Por ejemplo: creía que el desafío estaba en el espacio exterior y en quién llegaba primero a Venus, por nombrar un planeta, y ahora me doy cuenta de que la misión consiste en encontrar una vacuna.
Nunca he querido ser vacunado, incluso me preciaba de ese olfato y desconfianza, porque conmigo no. Ahora sí.
Espero que la descubran y que no sea como el tesoro de la isla de Juan Fernández, el avión del Teniente Bello y la honradez del pueblo chileno.
Nada me importa, solo que la encuentren e incluso que el pinchazo me duela, porque querrá decir que estoy vivo el ojo.
En cierta forma, se me detuvo el proceso evolutivo, lo digo en términos científicos: se me entró el chupete, y se me fue una patita para atrás, y me entró el julepe, un término que creía arcaico, cosa que también era un error, por lo que me inundé de temor y ahora no quiero terminar con las dos patas por delante.
Así que me siento remoto, por tanto, lejano y distante de todos y todas; lejos del mundanal ruido, cuyo eco se pierde y apenas se escucha, apartado del día a día y más bien en la eterna noche flotante, como si ya me hubiera ido o quizá como el señor Valdemar, un caballero en cama y solo sujeto por hilos: de voz y vida, de sueño y memoria.
Alguna vez, en otra época reciente, fui un chileno en la imaginada Arcadia; avanzaba como Juan Sin Miedo por los pasillos de palacio, y llenaba mi carro metálico con los frutos e inventos del mundo: aceitunas hojiblancas de Córdoba, caviar del mar Caspio, aceites importados de Esmirna, fósforos de la India y una carne de wagyu de la Patagonia o de las praderas de Anatolia, y qué más da, porque en esta era globalizada y generosa, todo se puede. Así me sentía y lo reconozco, feliz en la tierra de Arcadia, donde no hay mejor buen salvaje que un gran cliente.
¿Volar? Todo lo que pude y con recursos al contado y con millas acumuladas. A lo mejor fui demasiado lejos y me anduve quemando.

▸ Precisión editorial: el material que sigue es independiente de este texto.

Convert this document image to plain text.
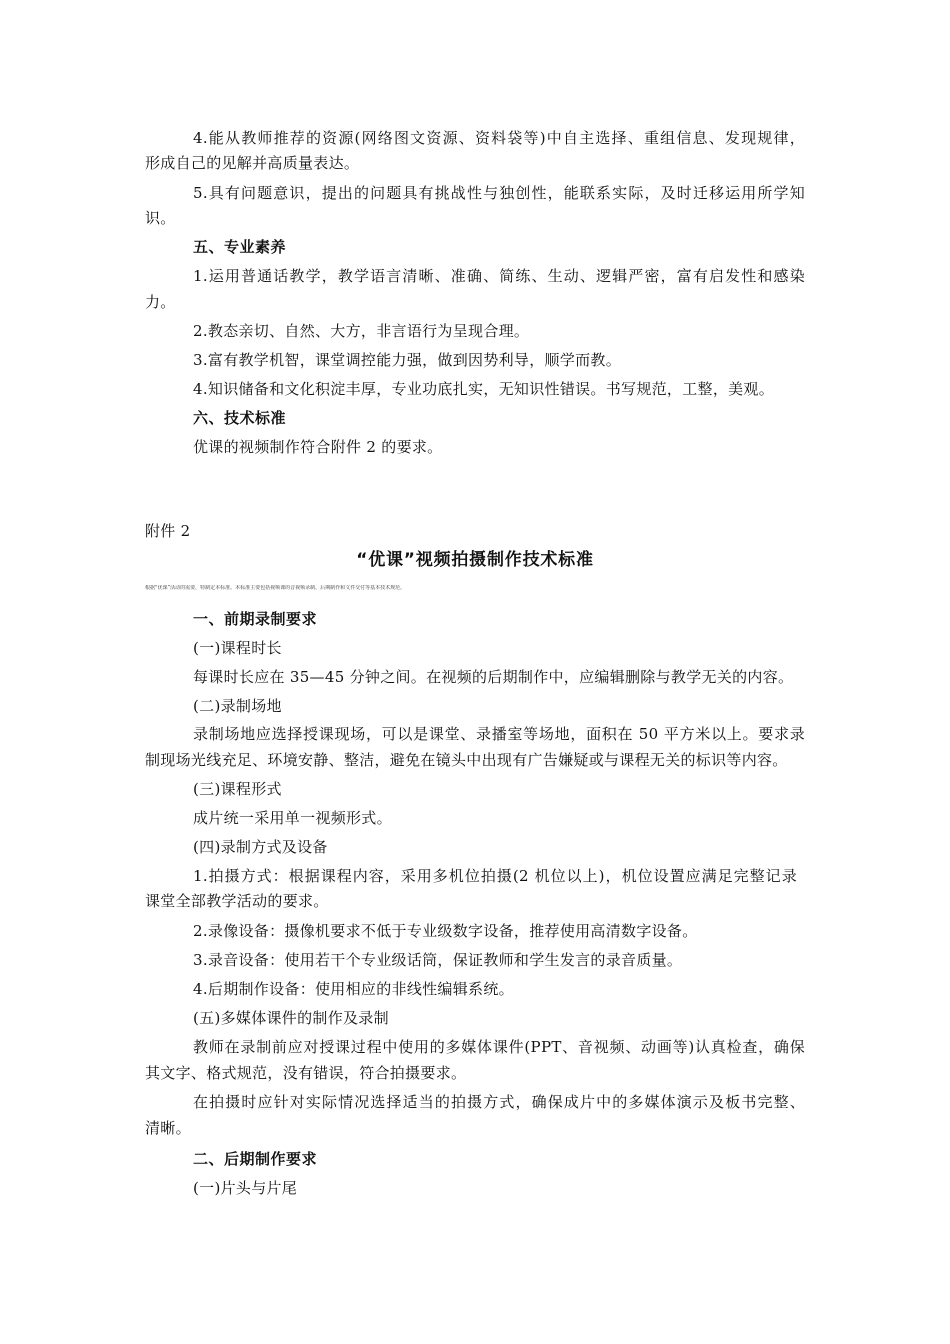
4.能从教师推荐的资源(网络图文资源、资料袋等)中自主选择、重组信息、发现规律，
形成自己的见解并高质量表达。
5.具有问题意识，提出的问题具有挑战性与独创性，能联系实际，及时迁移运用所学知
识。
五、专业素养
1.运用普通话教学，教学语言清晰、准确、简练、生动、逻辑严密，富有启发性和感染
力。
2.教态亲切、自然、大方，非言语行为呈现合理。
3.富有教学机智，课堂调控能力强，做到因势利导，顺学而教。
4.知识储备和文化积淀丰厚，专业功底扎实，无知识性错误。书写规范，工整，美观。
六、技术标准
优课的视频制作符合附件 2 的要求。
附件 2
“优课”视频拍摄制作技术标准
根据“优课”活动的需要，特制定本标准。本标准主要包括视频课的音视频录制、后期制作和文件交付等基本技术规范。
一、前期录制要求
(一)课程时长
每课时长应在 35—45 分钟之间。在视频的后期制作中，应编辑删除与教学无关的内容。
(二)录制场地
录制场地应选择授课现场，可以是课堂、录播室等场地，面积在 50 平方米以上。要求录
制现场光线充足、环境安静、整洁，避免在镜头中出现有广告嫌疑或与课程无关的标识等内容。
(三)课程形式
成片统一采用单一视频形式。
(四)录制方式及设备
1.拍摄方式：根据课程内容，采用多机位拍摄(2 机位以上)，机位设置应满足完整记录
课堂全部教学活动的要求。
2.录像设备：摄像机要求不低于专业级数字设备，推荐使用高清数字设备。
3.录音设备：使用若干个专业级话筒，保证教师和学生发言的录音质量。
4.后期制作设备：使用相应的非线性编辑系统。
(五)多媒体课件的制作及录制
教师在录制前应对授课过程中使用的多媒体课件(PPT、音视频、动画等)认真检查，确保
其文字、格式规范，没有错误，符合拍摄要求。
在拍摄时应针对实际情况选择适当的拍摄方式，确保成片中的多媒体演示及板书完整、
清晰。
二、后期制作要求
(一)片头与片尾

Alguna vez fui un chileno en la Ciudad de los Césares, también llamada Trapalanda, y figuraba en la larga fila del progreso. Que era bien larga, eso sí, pero de avance seguro y con paso propio de legión, en dirección al otro quintil, después al otro, y ya nos falta poco y nos vamos de a dos en dos, y no hay nada en el desarrollo que me espante.
Iba yo hacia el reino de Shangri La, entre rayos de luna y del brazo de Blancanieves.

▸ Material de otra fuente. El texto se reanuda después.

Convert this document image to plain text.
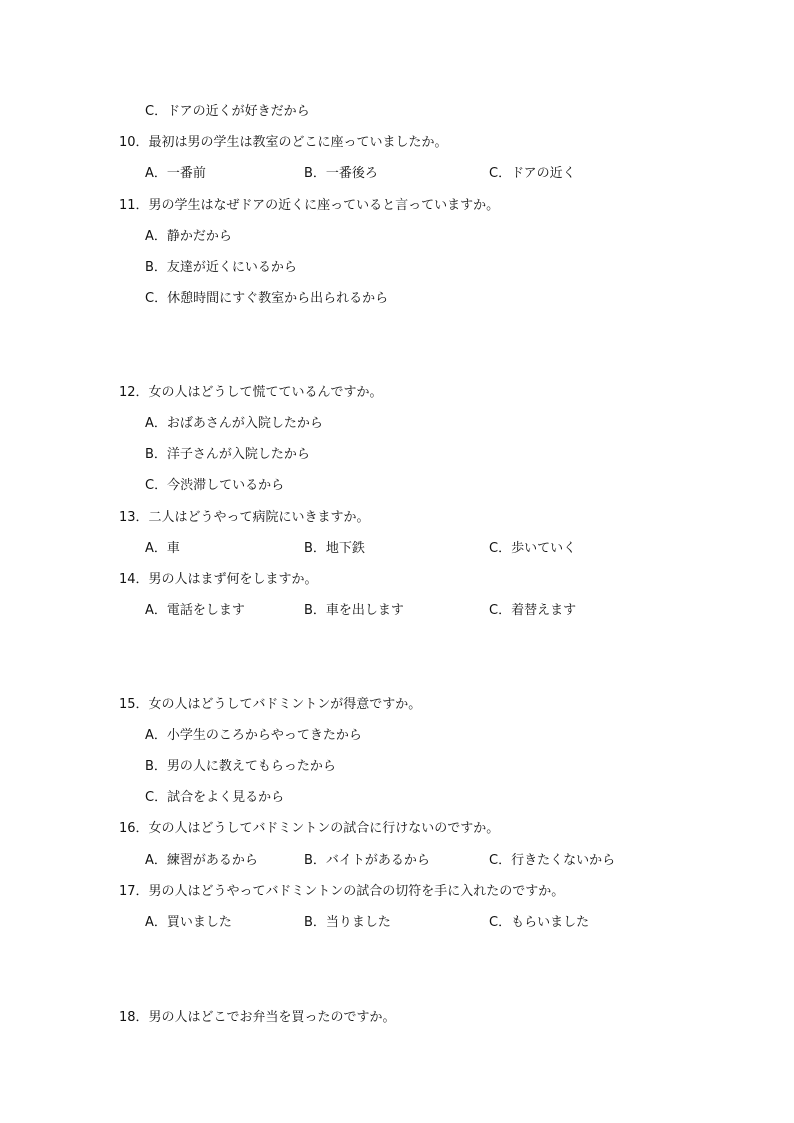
C．ドアの近くが好きだから
10．最初は男の学生は教室のどこに座っていましたか。
A．一番前	B．一番後ろ	C．ドアの近く
11．男の学生はなぜドアの近くに座っていると言っていますか。
A．静かだから
B．友達が近くにいるから
C．休憩時間にすぐ教室から出られるから
12．女の人はどうして慌てているんですか。
A．おばあさんが入院したから
B．洋子さんが入院したから
C．今渋滞しているから
13．二人はどうやって病院にいきますか。
A．車	B．地下鉄	C．歩いていく
14．男の人はまず何をしますか。
A．電話をします	B．車を出します	C．着替えます
15．女の人はどうしてバドミントンが得意ですか。
A．小学生のころからやってきたから
B．男の人に教えてもらったから
C．試合をよく見るから
16．女の人はどうしてバドミントンの試合に行けないのですか。
A．練習があるから	B．バイトがあるから	C．行きたくないから
17．男の人はどうやってバドミントンの試合の切符を手に入れたのですか。
A．買いました	B．当りました	C．もらいました
18．男の人はどこでお弁当を買ったのですか。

Alguna vez fui un chileno en la isla de la Atlántida, a la que no le entraban balas y que navegaba segura y protegida de todo lo malo que ocurría en los continentes de tierra firme.
Creo que de ahora en adelante hay que hacer las cosas bien.
Desde luego, diferentes en letra y espíritu.
Ahora que estoy con temor y a patadas con la peste, lo veo claramente: debemos cambiar las costumbres, modificar los hábitos y hasta pensar de otra manera.
Busquemos en el virus la enseñanza; en la crisis, la oportunidad, y construyamos una señal de unidad y tolerancia: somos la humanidad.
Una vez dicho lo anterior, les advierto que no se equivoquen conmigo, soy un chileno viejo. Me conozco, soy el que soy, y ahora mismo se los digo: una vez sano, no cuenten conmigo.